MONDO

Venezuela, bisogna rompere l’isolamento

La situazione in Venezuela peggiora ogni giorno. È notizia di ieri che l’autoproclamato presidente Guaidó, leader dell’estrema destra, pare sia riuscito a bloccare i conti all’estero del paese. L’Europa ha lanciato un ridicolo ultimatum a Maduro, 8 giorni per convocare elezioni, mentre la tensione nel paese sale alle stelle. Il rischio di un bagno di sangue è sempre più elevato. Pubblichiamo un appello da Caracas perché la comunità internazionale e la società civile intervengano al più presto per fermare il golpe in atto.

Abbiamo una pistola puntata alla testa, e non è una metafora. Ce la sta puntando sia chi impartisce che chi esegue gli ordini. I primi sono gli Stati Uniti, i secondi la Colombia, seguita dal Gruppo di Lima, ovvero i governi di destra dell’America Latina. E, alla fine della catena, l’opposizione venezuelana. In questo ordine.

È ormai ufficiale, Maduro si è trasformato in un dittatore. Poco importa che abbia vinto democraticamente le elezioni del 20 maggio 2018 o che il chavismo abbia vinto 23 tornate elettorali su 25 in 19 anni. Avrebbero detto che era un dittatore in ogni caso. L’Assemblea Nazionale ha già nominato una presidenza temporanea, o qualcosa del genere, nella figura di Juan Guaidó, uno sconosciuto nel panorama politico del paese: nemmeno loro sanno cosa hanno annunciato di fronte alle poche persone riunite l’altro ieri, il giorno dopo dell’entrata in carica ufficiale di Maduro.

Si potrebbe peccare di innocenza se la storia recente del Venezuela non fosse nota. Dimenticare che la destra ha realizzato un colpo di stato nel 2002, o che nel 2017 è scesa in piazza insieme alla propria base sociale di ceto alto e ai paramilitari per cercare di prendere il potere con la forza. Quello stesso anno hanno iniziato la creazione di un governo parallelo, che attualmente erra tra vari paesi e che verrà messo in funzione di fronte alla “comunità internazionale”: gli Stati Uniti e i loro alleati/subordinati.

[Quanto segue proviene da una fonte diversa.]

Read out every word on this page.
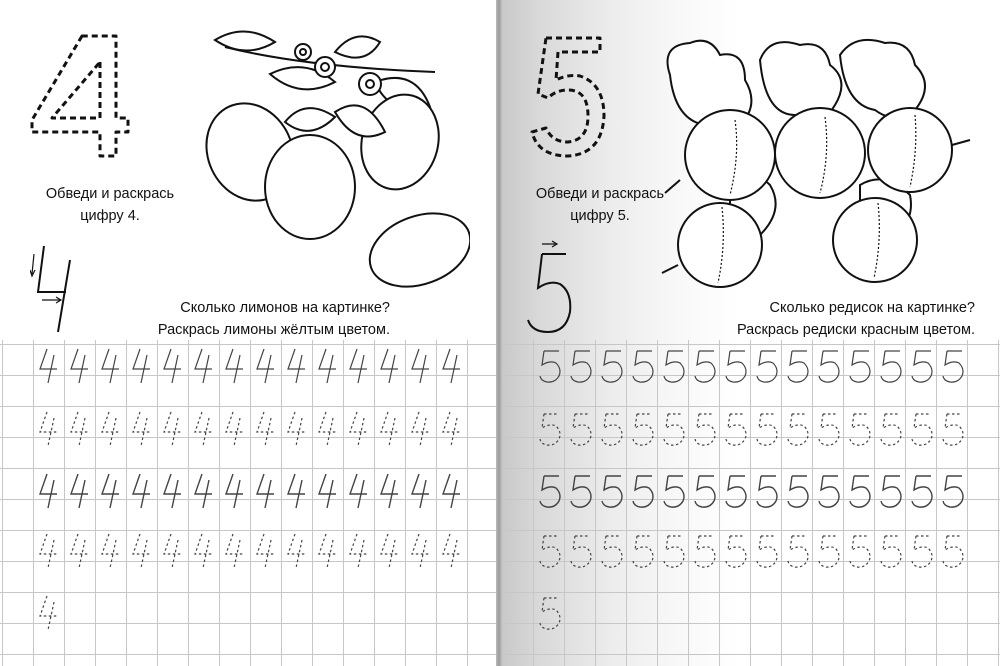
Обведи и раскрась
цифру 4.
Сколько лимонов на картинке?
Раскрась лимоны жёлтым цветом.
Обведи и раскрась
цифру 5.
Сколько редисок на картинке?
Раскрась редиски красным цветом.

Avendo scartato la via democratica, ci sarà ancora più violenza. Ci saranno più attacchi all’economia e alla diplomazia, appelli alla Forza Armata Nazionale Bolivariana e sicuramente azioni di forza. In che modo, con quale scusa, con quale tipo di arma e con quali attori resta ancora da vedere.

Il chavismo combatterà. Perché il chavismo è qualcosa di più di un governo. È gente umile, che vive i quartieri, che lavora i campi. Lavoratori con un senso di comunità, è un movimento, un’identità politica e di vita. Dispone di forza, infatuazioni, contraddizioni, dispute, gioie, necessità di vincere e di risolvere la recessione economica con un’urgenza disperata. In caso di sconfitta, non ci sarebbe un altro governo ma una vendetta.

Si potrebbero mettere a nudo tutti i vari errori materiali del chavismo e scappare. Oppure, ci si può fare forza per difenderlo e correggerlo, in modo da non finire sconfitti da chi ci ha massacrato in massa per gonfiare i propri conti in banca. Milioni di persone hanno scelto la seconda opzione: non si arrenderanno. È necessario rompere l’isolamento, denunciare i golpisti uno a uno, dire che la rivoluzione non è da sola, che siamo un continente che riconosce i propri nemici comuni e si unisce per affrontarli.

La storia è oggi, inizia prima che sorga il sole, ci chiama a gran voce.